Buraya yerleştiğimizde cüce olan ağaçlar büyüyüp de altında oturmaya başlayalı beri tanımaya çalışıyorum kızılçamı. Ve aslında kızılçamdan da büyük bir ağacın altında oturduğumu fark ediyorum, belki insan yaşında bir hikâye ağacı. Bu yüzden iğne yapraklarına rağmen koyu ve serin bir gölgesi var.
Gölgesine sığınınca yazın sıcağında lavantini kesmek kolay oluyor. Lavantin (Santolina chamaecyparissus), gezegenin en güzel çocuklarından biri. Hem iyi bir yer örtücü, hem çiçek yastığı, hem baharat, hem bit, pire, güve kovucu, hem mis kokulu. Bu özellikleriyle sebzelere, ağaçlara, bağa çok güzel arkadaşlık ediyor. Bir diğer adı da İstanbul papatyası. Marmara’nın kuzeydoğusu ve Ege’de doğal yayılışı olmasına rağmen Doğu Akdeniz’i de sevdi.
Susuzluğa dayanıklı, toprak seçmeyen bir yaban bitkisi. Çelikten çok kolay yetiştiriliyor. Şubat başı çok kalın olmayan odunsu dallardan verev kesimle alınan çelikler, toprağa dikilip can suyu verildi mi çiçekten bir yastığınız olmuş demektir. Bitkinin yastık görünümünü koruyabilmesi için sonbaharda budanması gerekiyor. İlkbaharda da budanabilir ancak o sene çiçek yapmıyor.
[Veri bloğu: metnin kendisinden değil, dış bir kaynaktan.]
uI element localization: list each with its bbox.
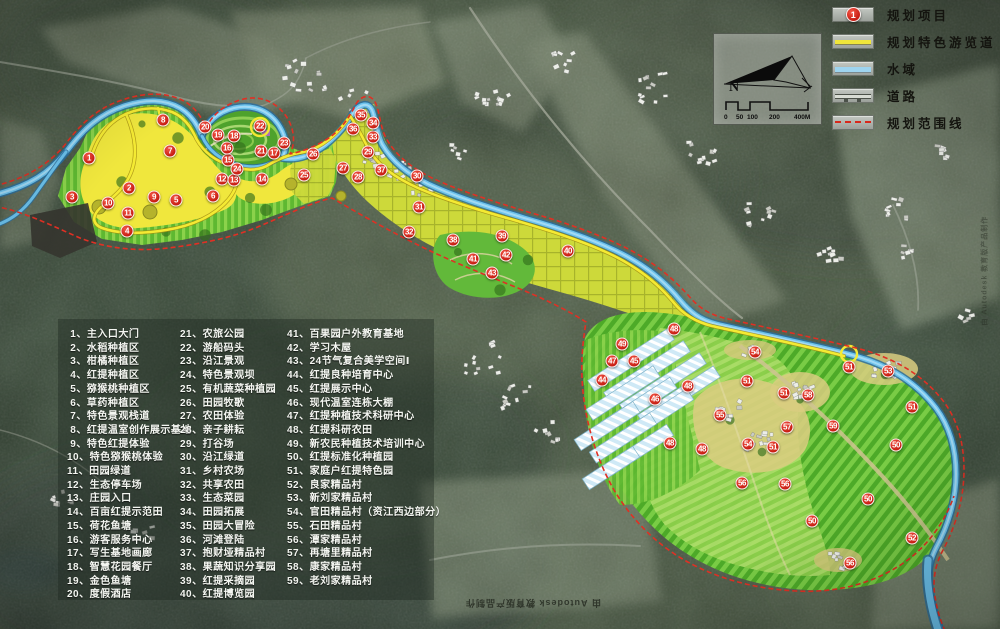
project-marker: 58 [802, 389, 815, 402]
project-marker: 20 [199, 121, 212, 134]
list-item: 42、学习木屋 [287, 342, 446, 356]
project-list-panel: 1、主入口大门 2、水稻种植区 3、柑橘种植区 4、红提种植区 5、猕猴桃种植区… [58, 319, 434, 600]
list-item: 59、老刘家精品村 [287, 575, 446, 589]
project-marker: 56 [844, 557, 857, 570]
list-item: 18、智慧花园餐厅 [67, 561, 192, 575]
planning-map: 由 Autodesk 教育版产品制作 由 Autodesk 教育版产品制作 N … [0, 0, 1000, 629]
project-marker: 3 [66, 191, 79, 204]
list-item: 29、打谷场 [180, 438, 276, 452]
project-marker: 16 [221, 142, 234, 155]
project-marker: 53 [882, 365, 895, 378]
project-marker: 11 [122, 207, 135, 220]
list-item: 34、田园拓展 [180, 506, 276, 520]
list-item: 37、抱财垭精品村 [180, 547, 276, 561]
project-marker: 41 [467, 253, 480, 266]
legend-label: 道路 [887, 86, 918, 105]
list-item: 10、特色猕猴桃体验 [67, 451, 192, 465]
list-item: 36、河滩登陆 [180, 534, 276, 548]
project-marker: 7 [164, 145, 177, 158]
list-item: 58、康家精品村 [287, 561, 446, 575]
list-item: 15、荷花鱼塘 [67, 520, 192, 534]
project-marker: 40 [562, 245, 575, 258]
project-marker: 9 [148, 191, 161, 204]
list-item: 11、田园绿道 [67, 465, 192, 479]
watermark-right: 由 Autodesk 教育版产品制作 [980, 181, 990, 326]
list-item: 54、官田精品村（资江西边部分） [287, 506, 446, 520]
list-item: 53、新刘家精品村 [287, 492, 446, 506]
project-marker: 38 [447, 234, 460, 247]
list-item: 31、乡村农场 [180, 465, 276, 479]
project-marker: 48 [696, 443, 709, 456]
list-item: 38、果蔬知识分享园 [180, 561, 276, 575]
map-legend: 1规划项目规划特色游览道水域道路规划范围线 [832, 6, 996, 141]
list-item: 21、农旅公园 [180, 328, 276, 342]
project-marker: 51 [843, 361, 856, 374]
list-item: 35、田园大冒险 [180, 520, 276, 534]
legend-label: 水域 [887, 59, 918, 78]
project-marker: 51 [906, 401, 919, 414]
project-marker: 51 [767, 441, 780, 454]
list-item: 17、写生基地画廊 [67, 547, 192, 561]
project-marker: 2 [123, 182, 136, 195]
project-marker: 48 [682, 380, 695, 393]
scale-tick: 100 [747, 114, 758, 121]
list-item: 6、草药种植区 [67, 397, 192, 411]
project-marker: 24 [231, 163, 244, 176]
list-item: 9、特色红提体验 [67, 438, 192, 452]
list-item: 33、生态菜园 [180, 492, 276, 506]
project-marker: 32 [403, 226, 416, 239]
list-item: 41、百果园户外教育基地 [287, 328, 446, 342]
project-marker: 42 [500, 249, 513, 262]
list-item: 12、生态停车场 [67, 479, 192, 493]
project-marker: 45 [628, 355, 641, 368]
list-item: 49、新农民种植技术培训中心 [287, 438, 446, 452]
project-marker: 54 [742, 438, 755, 451]
project-marker-icon: 1 [846, 7, 861, 22]
list-item: 16、游客服务中心 [67, 534, 192, 548]
project-marker: 51 [741, 375, 754, 388]
project-marker: 22 [254, 120, 267, 133]
project-marker: 50 [862, 493, 875, 506]
project-marker: 8 [157, 114, 170, 127]
project-marker: 35 [355, 109, 368, 122]
project-marker: 48 [668, 323, 681, 336]
watermark-bottom: 由 Autodesk 教育版产品制作 [428, 597, 638, 610]
project-marker: 6 [207, 190, 220, 203]
north-label: N [729, 80, 739, 96]
list-item: 22、游船码头 [180, 342, 276, 356]
project-marker: 50 [806, 515, 819, 528]
project-marker: 59 [827, 420, 840, 433]
project-marker: 31 [413, 201, 426, 214]
list-item: 26、田园牧歌 [180, 397, 276, 411]
project-marker: 27 [337, 162, 350, 175]
project-marker: 36 [347, 123, 360, 136]
scale-tick: 50 [736, 114, 743, 121]
project-marker: 44 [596, 374, 609, 387]
list-item: 50、红提标准化种植园 [287, 451, 446, 465]
list-item: 20、度假酒店 [67, 588, 192, 602]
legend-swatch-boundary-icon [832, 115, 874, 130]
project-marker: 34 [367, 117, 380, 130]
legend-label: 规划项目 [887, 5, 949, 24]
list-item: 3、柑橘种植区 [67, 355, 192, 369]
list-item: 43、24节气复合美学空间Ⅰ [287, 355, 446, 369]
legend-swatch-water-icon [832, 61, 874, 76]
project-marker: 5 [170, 194, 183, 207]
project-marker: 4 [121, 225, 134, 238]
project-marker: 23 [278, 137, 291, 150]
project-list-column-2: 21、农旅公园22、游船码头23、沿江景观24、特色景观坝25、有机蔬菜种植园2… [180, 328, 276, 602]
legend-swatch-tour-route-icon [832, 34, 874, 49]
list-item: 39、红提采摘园 [180, 575, 276, 589]
list-item: 57、再塘里精品村 [287, 547, 446, 561]
list-item: 46、现代温室连栋大棚 [287, 397, 446, 411]
project-marker: 49 [616, 338, 629, 351]
project-marker: 1 [83, 152, 96, 165]
list-item: 7、特色景观栈道 [67, 410, 192, 424]
list-item: 8、红提温室创作展示基地 [67, 424, 192, 438]
list-item: 1、主入口大门 [67, 328, 192, 342]
legend-label: 规划范围线 [887, 113, 965, 132]
project-marker: 26 [307, 148, 320, 161]
list-item: 45、红提展示中心 [287, 383, 446, 397]
list-item: 47、红提种植技术科研中心 [287, 410, 446, 424]
list-item: 55、石田精品村 [287, 520, 446, 534]
project-marker: 39 [496, 230, 509, 243]
list-item: 48、红提科研农田 [287, 424, 446, 438]
list-item: 27、农田体验 [180, 410, 276, 424]
list-item: 5、猕猴桃种植区 [67, 383, 192, 397]
legend-row: 道路 [832, 87, 996, 104]
project-marker: 17 [268, 147, 281, 160]
list-item: 24、特色景观坝 [180, 369, 276, 383]
project-marker: 57 [781, 421, 794, 434]
project-marker: 29 [362, 146, 375, 159]
project-marker: 21 [255, 145, 268, 158]
list-item: 4、红提种植区 [67, 369, 192, 383]
project-marker: 51 [778, 387, 791, 400]
scale-tick: 200 [769, 114, 780, 121]
project-marker: 43 [486, 267, 499, 280]
list-item: 40、红提博览园 [180, 588, 276, 602]
project-marker: 52 [906, 532, 919, 545]
list-item: 44、红提良种培育中心 [287, 369, 446, 383]
project-marker: 55 [714, 409, 727, 422]
list-item: 56、潭家精品村 [287, 534, 446, 548]
list-item: 51、家庭户红提特色园 [287, 465, 446, 479]
project-marker: 19 [212, 129, 225, 142]
scale-tick: 0 [724, 114, 728, 121]
legend-swatch-marker-icon: 1 [832, 7, 874, 22]
legend-row: 1规划项目 [832, 6, 996, 23]
list-item: 52、良家精品村 [287, 479, 446, 493]
list-item: 2、水稻种植区 [67, 342, 192, 356]
project-marker: 47 [606, 355, 619, 368]
project-marker: 28 [352, 171, 365, 184]
project-marker: 56 [779, 478, 792, 491]
project-marker: 48 [664, 437, 677, 450]
project-marker: 56 [736, 477, 749, 490]
legend-swatch-road-icon [832, 88, 874, 103]
project-marker: 18 [228, 130, 241, 143]
list-item: 13、庄园入口 [67, 492, 192, 506]
legend-label: 规划特色游览道 [887, 32, 996, 51]
project-list-column-3: 41、百果园户外教育基地42、学习木屋43、24节气复合美学空间Ⅰ44、红提良种… [287, 328, 446, 588]
list-item: 25、有机蔬菜种植园 [180, 383, 276, 397]
project-marker: 46 [649, 393, 662, 406]
project-marker: 37 [375, 164, 388, 177]
project-marker: 13 [228, 174, 241, 187]
project-marker: 25 [298, 169, 311, 182]
legend-row: 水域 [832, 60, 996, 77]
list-item: 23、沿江景观 [180, 355, 276, 369]
scale-tick: 400M [794, 114, 810, 121]
project-marker: 33 [367, 131, 380, 144]
project-marker: 10 [102, 197, 115, 210]
project-marker: 30 [411, 170, 424, 183]
compass-rose: N 050100200400M [713, 33, 822, 125]
legend-row: 规划特色游览道 [832, 33, 996, 50]
list-item: 32、共享农田 [180, 479, 276, 493]
project-marker: 14 [256, 173, 269, 186]
list-item: 14、百亩红提示范田 [67, 506, 192, 520]
legend-row: 规划范围线 [832, 114, 996, 131]
project-marker: 54 [749, 346, 762, 359]
project-list-column-1: 1、主入口大门 2、水稻种植区 3、柑橘种植区 4、红提种植区 5、猕猴桃种植区… [67, 328, 192, 602]
list-item: 30、沿江绿道 [180, 451, 276, 465]
north-arrow [714, 34, 819, 124]
list-item: 19、金色鱼塘 [67, 575, 192, 589]
list-item: 28、亲子耕耘 [180, 424, 276, 438]
project-marker: 50 [890, 439, 903, 452]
Gördüğü güneşin fazlalığından olsa gerek kokusu daha yoğun ve yakıcı. Şimdilerde sararmış otların önünde sel taşkını gibi duruyor.
Çiçekli dallarıyla muskalar yaptım. Bir süre sonra kimi evlerin belki mutfağını, belki dolabını, belki odasını süsleyecek. Yazı Yaban muskası. Böylece epeyi zaman önce çok severek işlediğim kimi malzemelere verdiğim isim olan ‘Muska’ ile, halleştiğim bitkilerin yolu da kesişmiş olacak. Kuruduktan sonra üzerlerine çeşitli sesleniciler, hipnotize ediciler, ötücüler asacağım. Hepsi bir ağızdan konuşmaya başladı mı bakan kişi yabandan ayrı duramayacak gayrı. Yola bir çıksa ayakları dağları bulacak. Şaka şaka! Belki de değil. Beki de değil çünkü elbette bu Lavantinler yabanı, hayalleri, çağrıyı iliklerinde biriktirdi ve üfleyecek görene.